NSE To Levy Additional Margins On Gold And Silver Contracts — Here's What This Means
NSE's decision to hike margin requirement comes at a time when gold and silver prices have witnessed an unprecedented rally this calendar year.

The National Stock Exchange (NSE) is increasing margins for gold and silver contracts, a move to aimed at managing risk amid extreme price volatility in these precious metals, the exchange announced through a circular on Wednesday.
In the circular, NSE stated it would levy an additional margin of 2.5% on all silver future contracts and 1% on all gold future contracts. These new margin rates will take effect from Oct. 23, 2025.
What Does This Mean For You?
NSE's move to charge additional margins for gold and silver contracts effectively makes it more expensive for traders to hold or create new positions in gold and silver futures.

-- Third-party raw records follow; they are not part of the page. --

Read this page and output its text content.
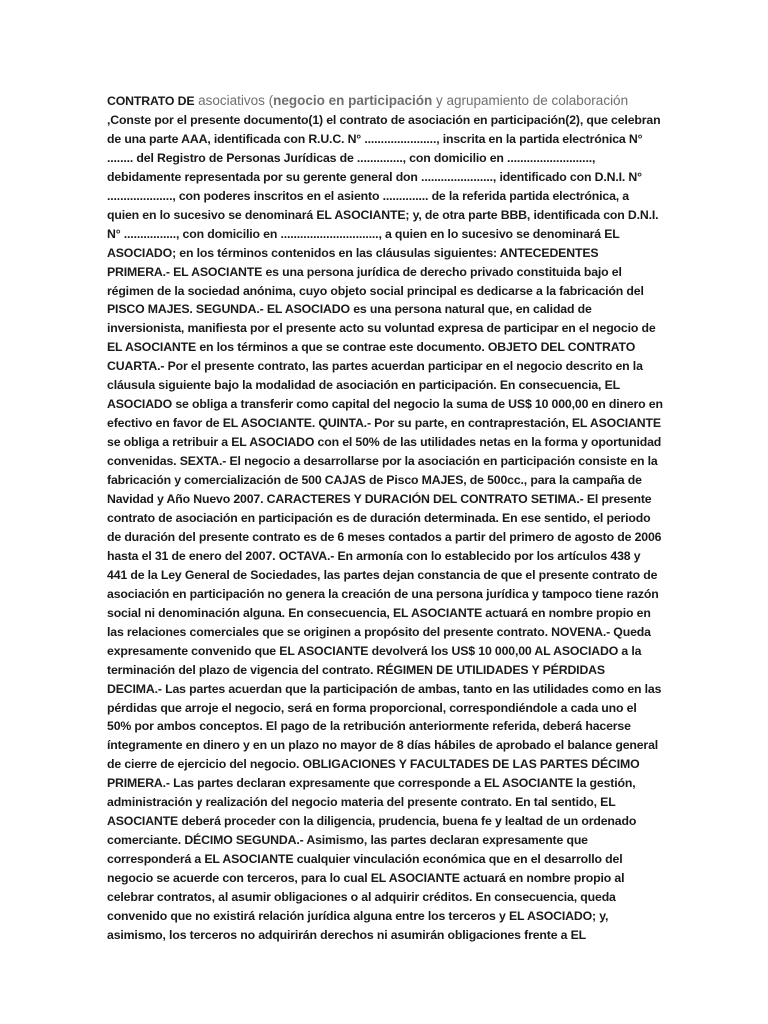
CONTRATO DE asociativos (negocio en participación y agrupamiento de colaboración ,Conste por el presente documento(1) el contrato de asociación en participación(2), que celebran de una parte AAA, identificada con R.U.C. N° ......................, inscrita en la partida electrónica N° ........ del Registro de Personas Jurídicas de .............., con domicilio en .........................., debidamente representada por su gerente general don ......................, identificado con D.N.I. N° ...................., con poderes inscritos en el asiento .............. de la referida partida electrónica, a quien en lo sucesivo se denominará EL ASOCIANTE; y, de otra parte BBB, identificada con D.N.I. N° ................, con domicilio en .............................., a quien en lo sucesivo se denominará EL ASOCIADO; en los términos contenidos en las cláusulas siguientes: ANTECEDENTES PRIMERA.- EL ASOCIANTE es una persona jurídica de derecho privado constituida bajo el régimen de la sociedad anónima, cuyo objeto social principal es dedicarse a la fabricación del PISCO MAJES. SEGUNDA.- EL ASOCIADO es una persona natural que, en calidad de inversionista, manifiesta por el presente acto su voluntad expresa de participar en el negocio de EL ASOCIANTE en los términos a que se contrae este documento. OBJETO DEL CONTRATO CUARTA.- Por el presente contrato, las partes acuerdan participar en el negocio descrito en la cláusula siguiente bajo la modalidad de asociación en participación. En consecuencia, EL ASOCIADO se obliga a transferir como capital del negocio la suma de US$ 10 000,00 en dinero en efectivo en favor de EL ASOCIANTE. QUINTA.- Por su parte, en contraprestación, EL ASOCIANTE se obliga a retribuir a EL ASOCIADO con el 50% de las utilidades netas en la forma y oportunidad convenidas. SEXTA.- El negocio a desarrollarse por la asociación en participación consiste en la fabricación y comercialización de 500 CAJAS de Pisco MAJES, de 500cc., para la campaña de Navidad y Año Nuevo 2007. CARACTERES Y DURACIÓN DEL CONTRATO SETIMA.- El presente contrato de asociación en participación es de duración determinada. En ese sentido, el periodo de duración del presente contrato es de 6 meses contados a partir del primero de agosto de 2006 hasta el 31 de enero del 2007. OCTAVA.- En armonía con lo establecido por los artículos 438 y 441 de la Ley General de Sociedades, las partes dejan constancia de que el presente contrato de asociación en participación no genera la creación de una persona jurídica y tampoco tiene razón social ni denominación alguna. En consecuencia, EL ASOCIANTE actuará en nombre propio en las relaciones comerciales que se originen a propósito del presente contrato. NOVENA.- Queda expresamente convenido que EL ASOCIANTE devolverá los US$ 10 000,00 AL ASOCIADO a la terminación del plazo de vigencia del contrato. RÉGIMEN DE UTILIDADES Y PÉRDIDAS DECIMA.- Las partes acuerdan que la participación de ambas, tanto en las utilidades como en las pérdidas que arroje el negocio, será en forma proporcional, correspondiéndole a cada uno el 50% por ambos conceptos. El pago de la retribución anteriormente referida, deberá hacerse íntegramente en dinero y en un plazo no mayor de 8 días hábiles de aprobado el balance general de cierre de ejercicio del negocio. OBLIGACIONES Y FACULTADES DE LAS PARTES DÉCIMO PRIMERA.- Las partes declaran expresamente que corresponde a EL ASOCIANTE la gestión, administración y realización del negocio materia del presente contrato. En tal sentido, EL ASOCIANTE deberá proceder con la diligencia, prudencia, buena fe y lealtad de un ordenado comerciante. DÉCIMO SEGUNDA.- Asimismo, las partes declaran expresamente que corresponderá a EL ASOCIANTE cualquier vinculación económica que en el desarrollo del negocio se acuerde con terceros, para lo cual EL ASOCIANTE actuará en nombre propio al celebrar contratos, al asumir obligaciones o al adquirir créditos. En consecuencia, queda convenido que no existirá relación jurídica alguna entre los terceros y EL ASOCIADO; y, asimismo, los terceros no adquirirán derechos ni asumirán obligaciones frente a EL
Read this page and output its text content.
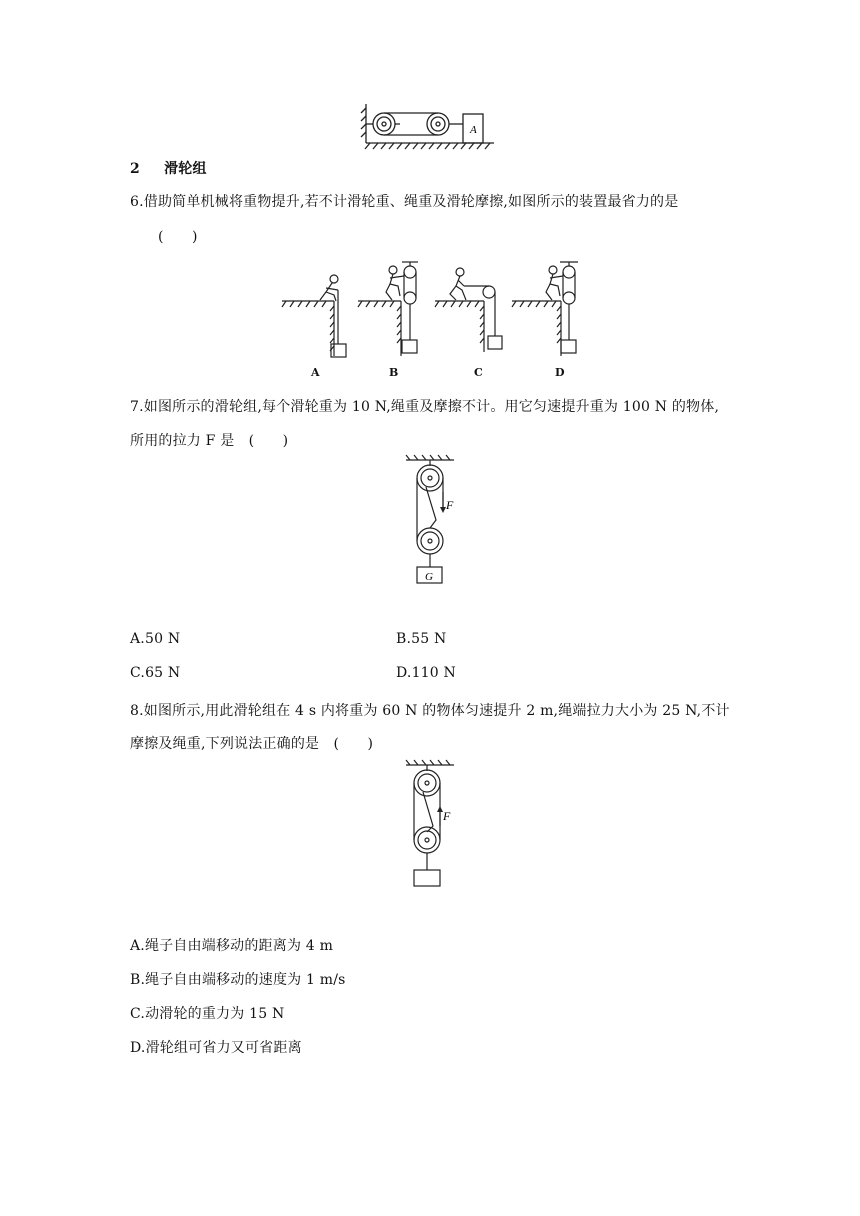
A
2 滑轮组
6.借助简单机械将重物提升,若不计滑轮重、绳重及滑轮摩擦,如图所示的装置最省力的是
(　　)
A	B	C	D
7.如图所示的滑轮组,每个滑轮重为 10 N,绳重及摩擦不计。用它匀速提升重为 100 N 的物体,
所用的拉力 F 是　(　　)
F
G
A.50 N	B.55 N
C.65 N	D.110 N
8.如图所示,用此滑轮组在 4 s 内将重为 60 N 的物体匀速提升 2 m,绳端拉力大小为 25 N,不计
摩擦及绳重,下列说法正确的是　(　　)
F
A.绳子自由端移动的距离为 4 m
B.绳子自由端移动的速度为 1 m/s
C.动滑轮的重力为 15 N
D.滑轮组可省力又可省距离
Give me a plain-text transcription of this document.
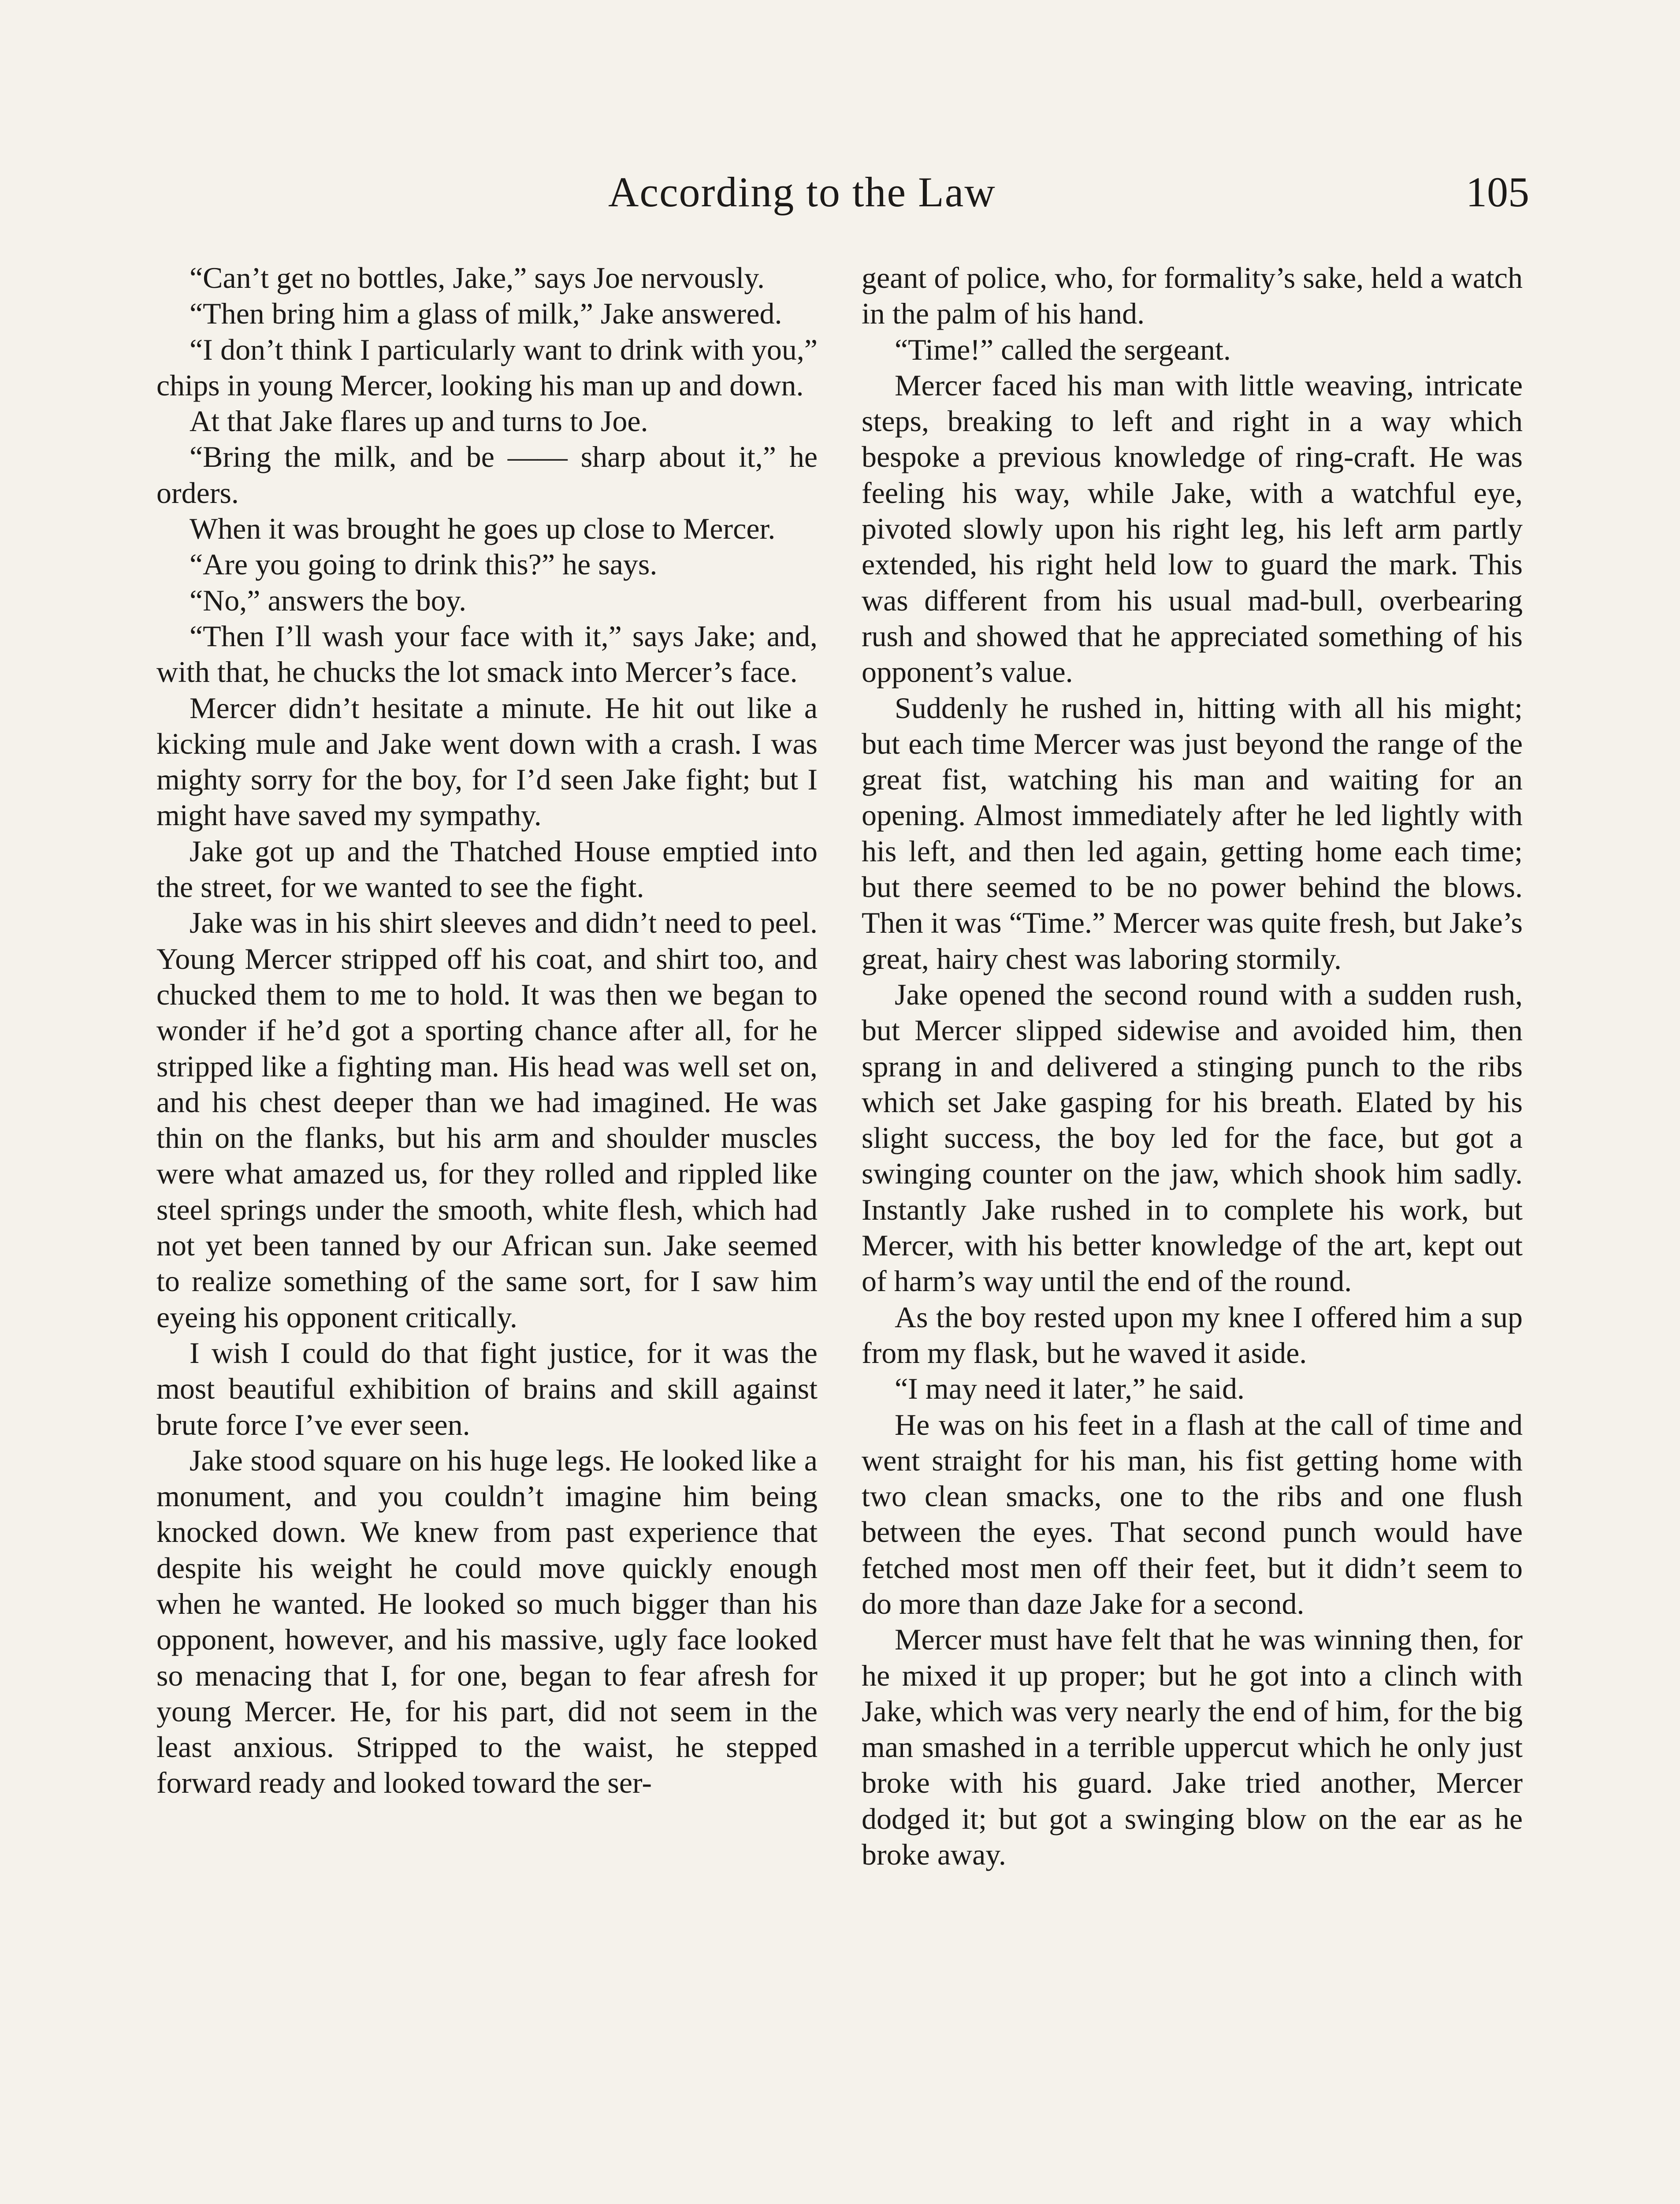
According to the Law	105

“Can’t get no bottles, Jake,” says Joe nervously.

“Then bring him a glass of milk,” Jake answered.

“I don’t think I particularly want to drink with you,” chips in young Mercer, looking his man up and down.

At that Jake flares up and turns to Joe.

“Bring the milk, and be —— sharp about it,” he orders.

When it was brought he goes up close to Mercer.

“Are you going to drink this?” he says.

“No,” answers the boy.

“Then I’ll wash your face with it,” says Jake; and, with that, he chucks the lot smack into Mercer’s face.

Mercer didn’t hesitate a minute. He hit out like a kicking mule and Jake went down with a crash. I was mighty sorry for the boy, for I’d seen Jake fight; but I might have saved my sympathy.

Jake got up and the Thatched House emptied into the street, for we wanted to see the fight.

Jake was in his shirt sleeves and didn’t need to peel. Young Mercer stripped off his coat, and shirt too, and chucked them to me to hold. It was then we began to wonder if he’d got a sporting chance after all, for he stripped like a fighting man. His head was well set on, and his chest deeper than we had imagined. He was thin on the flanks, but his arm and shoulder muscles were what amazed us, for they rolled and rippled like steel springs under the smooth, white flesh, which had not yet been tanned by our African sun. Jake seemed to realize something of the same sort, for I saw him eyeing his opponent critically.

I wish I could do that fight justice, for it was the most beautiful exhibition of brains and skill against brute force I’ve ever seen.

Jake stood square on his huge legs. He looked like a monument, and you couldn’t imagine him being knocked down. We knew from past experience that despite his weight he could move quickly enough when he wanted. He looked so much bigger than his opponent, however, and his massive, ugly face looked so menacing that I, for one, began to fear afresh for young Mercer. He, for his part, did not seem in the least anxious. Stripped to the waist, he stepped forward ready and looked toward the ser-

geant of police, who, for formality’s sake, held a watch in the palm of his hand.

“Time!” called the sergeant.

Mercer faced his man with little weaving, intricate steps, breaking to left and right in a way which bespoke a previous knowledge of ring-craft. He was feeling his way, while Jake, with a watchful eye, pivoted slowly upon his right leg, his left arm partly extended, his right held low to guard the mark. This was different from his usual mad-bull, overbearing rush and showed that he appreciated something of his opponent’s value.

Suddenly he rushed in, hitting with all his might; but each time Mercer was just beyond the range of the great fist, watching his man and waiting for an opening. Almost immediately after he led lightly with his left, and then led again, getting home each time; but there seemed to be no power behind the blows. Then it was “Time.” Mercer was quite fresh, but Jake’s great, hairy chest was laboring stormily.

Jake opened the second round with a sudden rush, but Mercer slipped sidewise and avoided him, then sprang in and delivered a stinging punch to the ribs which set Jake gasping for his breath. Elated by his slight success, the boy led for the face, but got a swinging counter on the jaw, which shook him sadly. Instantly Jake rushed in to complete his work, but Mercer, with his better knowledge of the art, kept out of harm’s way until the end of the round.

As the boy rested upon my knee I offered him a sup from my flask, but he waved it aside.

“I may need it later,” he said.

He was on his feet in a flash at the call of time and went straight for his man, his fist getting home with two clean smacks, one to the ribs and one flush between the eyes. That second punch would have fetched most men off their feet, but it didn’t seem to do more than daze Jake for a second.

Mercer must have felt that he was winning then, for he mixed it up proper; but he got into a clinch with Jake, which was very nearly the end of him, for the big man smashed in a terrible uppercut which he only just broke with his guard. Jake tried another, Mercer dodged it; but got a swinging blow on the ear as he broke away.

A margin, after all, is simply a good-faith deposit or collateral that a trader must secure in order to cover up potential losses on a futures contract.
By increasing this deposit, NSE effectively reduces the trader's leverage. The additional margin is a hike on top of the normal margin requirement.
Why The Move Now?
NSE's decision to hike margin requirement comes at a time when gold and silver prices have witnessed an unprecedented rally this calendar year.
Naturally, this has led to more volatility in gold prices and enhanced speculation. Gold and silver, being more of a safe-haven asset rather than risk assets, should ideally not incur such volatility.
The decision to increase margins, therefore, will lead to higher costs, which in turn, could cool down speculative buying and selling which contribute to these wild price swings.
It also ensures that traders, even if they still buy or sell contracts, can cover their losses thanks to enhanced normal margin requirements.
Ultimately, this move would lead to more stability within the future trading for gold and silver, which, in particular, has witnessed wild price swings in the last couple of months.